Dan Gross has an interesting piece up at Slate about the fate of all the sovereign-wealth funds (SWFs) that looked poised to take over big chunks of the U.S. economy two years ago. (Sovereign-wealth funds are bascially massive pools of capital controlled by foreign governments looking to invest cash accumulated from trade surpluses.) It turns out many took huge positions in American financial institutions at about the worst moment possible:
SWFs have also proven to be poor market-timers, as many of them plunged deeply into stocks in 2007 and 2008 and were effectively taken to the cleaners by American financiers.
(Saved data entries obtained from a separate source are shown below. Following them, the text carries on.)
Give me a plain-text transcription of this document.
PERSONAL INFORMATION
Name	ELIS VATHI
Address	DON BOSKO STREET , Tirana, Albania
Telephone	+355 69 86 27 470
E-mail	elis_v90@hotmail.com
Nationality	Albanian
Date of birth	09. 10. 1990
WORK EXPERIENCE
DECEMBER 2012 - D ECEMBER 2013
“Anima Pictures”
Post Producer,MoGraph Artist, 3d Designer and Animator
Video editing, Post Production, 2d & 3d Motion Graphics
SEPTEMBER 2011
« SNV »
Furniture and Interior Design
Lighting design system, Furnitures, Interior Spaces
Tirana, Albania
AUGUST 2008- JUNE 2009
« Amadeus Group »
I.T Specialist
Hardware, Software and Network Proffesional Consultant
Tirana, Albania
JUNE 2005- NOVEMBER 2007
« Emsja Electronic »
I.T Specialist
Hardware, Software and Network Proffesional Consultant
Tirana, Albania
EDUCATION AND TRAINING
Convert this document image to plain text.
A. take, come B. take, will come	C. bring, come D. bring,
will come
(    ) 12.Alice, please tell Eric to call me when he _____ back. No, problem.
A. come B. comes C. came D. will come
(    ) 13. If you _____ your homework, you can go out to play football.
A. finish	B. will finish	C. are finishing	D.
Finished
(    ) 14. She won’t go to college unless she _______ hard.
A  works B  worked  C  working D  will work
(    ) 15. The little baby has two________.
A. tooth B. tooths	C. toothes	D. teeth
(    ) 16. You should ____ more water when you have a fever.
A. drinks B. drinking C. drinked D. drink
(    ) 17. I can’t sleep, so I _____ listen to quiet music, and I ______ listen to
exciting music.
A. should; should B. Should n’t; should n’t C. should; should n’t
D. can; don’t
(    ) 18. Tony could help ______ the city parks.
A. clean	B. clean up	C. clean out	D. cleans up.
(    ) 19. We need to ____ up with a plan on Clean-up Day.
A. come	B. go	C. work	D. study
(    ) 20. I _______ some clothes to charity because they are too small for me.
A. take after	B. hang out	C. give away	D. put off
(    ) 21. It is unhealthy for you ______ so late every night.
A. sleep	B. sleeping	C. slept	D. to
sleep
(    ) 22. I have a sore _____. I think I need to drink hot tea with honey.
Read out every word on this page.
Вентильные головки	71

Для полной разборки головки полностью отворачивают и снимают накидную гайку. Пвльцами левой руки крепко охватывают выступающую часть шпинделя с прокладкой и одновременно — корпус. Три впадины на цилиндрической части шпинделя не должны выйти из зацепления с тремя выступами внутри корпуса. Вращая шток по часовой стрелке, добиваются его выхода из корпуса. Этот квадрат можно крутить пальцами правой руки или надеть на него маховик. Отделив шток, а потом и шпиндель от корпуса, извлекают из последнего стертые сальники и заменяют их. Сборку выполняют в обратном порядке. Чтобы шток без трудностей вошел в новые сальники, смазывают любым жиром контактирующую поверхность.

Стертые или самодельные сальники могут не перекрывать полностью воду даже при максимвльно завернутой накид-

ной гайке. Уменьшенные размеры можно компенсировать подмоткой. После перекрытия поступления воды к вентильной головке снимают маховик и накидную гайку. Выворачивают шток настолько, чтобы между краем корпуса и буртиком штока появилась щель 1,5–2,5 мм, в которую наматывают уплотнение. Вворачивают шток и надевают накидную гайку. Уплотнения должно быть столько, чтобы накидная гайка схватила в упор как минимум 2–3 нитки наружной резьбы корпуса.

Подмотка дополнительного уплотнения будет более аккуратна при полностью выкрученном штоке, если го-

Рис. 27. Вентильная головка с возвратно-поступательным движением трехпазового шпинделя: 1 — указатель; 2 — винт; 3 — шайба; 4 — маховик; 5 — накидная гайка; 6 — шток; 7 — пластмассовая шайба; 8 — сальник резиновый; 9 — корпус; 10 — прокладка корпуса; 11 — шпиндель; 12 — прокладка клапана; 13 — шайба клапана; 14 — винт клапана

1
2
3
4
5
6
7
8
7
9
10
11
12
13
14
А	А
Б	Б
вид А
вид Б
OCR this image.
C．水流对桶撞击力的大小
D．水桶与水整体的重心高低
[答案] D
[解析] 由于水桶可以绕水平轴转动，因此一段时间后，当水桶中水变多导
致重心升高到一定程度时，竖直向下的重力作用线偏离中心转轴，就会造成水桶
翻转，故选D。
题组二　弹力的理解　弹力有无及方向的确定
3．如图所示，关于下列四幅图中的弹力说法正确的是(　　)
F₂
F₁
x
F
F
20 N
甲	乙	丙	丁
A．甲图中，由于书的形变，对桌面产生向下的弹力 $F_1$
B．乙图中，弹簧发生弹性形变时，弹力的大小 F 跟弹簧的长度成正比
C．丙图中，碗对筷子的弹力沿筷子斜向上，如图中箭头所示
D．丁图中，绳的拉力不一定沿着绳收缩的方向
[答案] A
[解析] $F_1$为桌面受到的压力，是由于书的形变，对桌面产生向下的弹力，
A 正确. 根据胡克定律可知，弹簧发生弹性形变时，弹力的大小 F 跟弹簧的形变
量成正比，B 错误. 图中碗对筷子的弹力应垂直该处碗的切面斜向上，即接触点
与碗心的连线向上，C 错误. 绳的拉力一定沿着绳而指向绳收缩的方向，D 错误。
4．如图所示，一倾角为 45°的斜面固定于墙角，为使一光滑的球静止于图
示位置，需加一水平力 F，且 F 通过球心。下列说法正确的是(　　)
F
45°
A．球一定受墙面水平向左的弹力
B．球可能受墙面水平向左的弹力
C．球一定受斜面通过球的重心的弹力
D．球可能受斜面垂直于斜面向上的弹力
Singapore's Temasek just sold at a huge loss the stake in Bank of America it had acquired via a $4.4 billion investment in Merrill Lynch. The Abu Dhabi Investment Authority in November 2007 invested $7.5 billion in Citigroup, buying preferred stock convertible into common stock at prices in the mid-$30s. Citi's stock today trades for less than $4. In March 2007, China Investment Corp. bought $3 billion in stock of Blackstone at about $28 per share. Today, Blackstone trades at about $11 per share, meaning China's down about 60 percent on that investment.
It's not like we orchestrated the financial crisis to bleed the Chinese and the big oil producers. But I doubt too many U.S. policymakers are teary-eyed over the end of the sovereign-wealth fund boom. How large a stake a foreign government should be allowed to acquire in a major U.S company is just an incredibly fraught question.
Of course, it's clearly going to come back sooner or later assuming we keep running up trade deficits.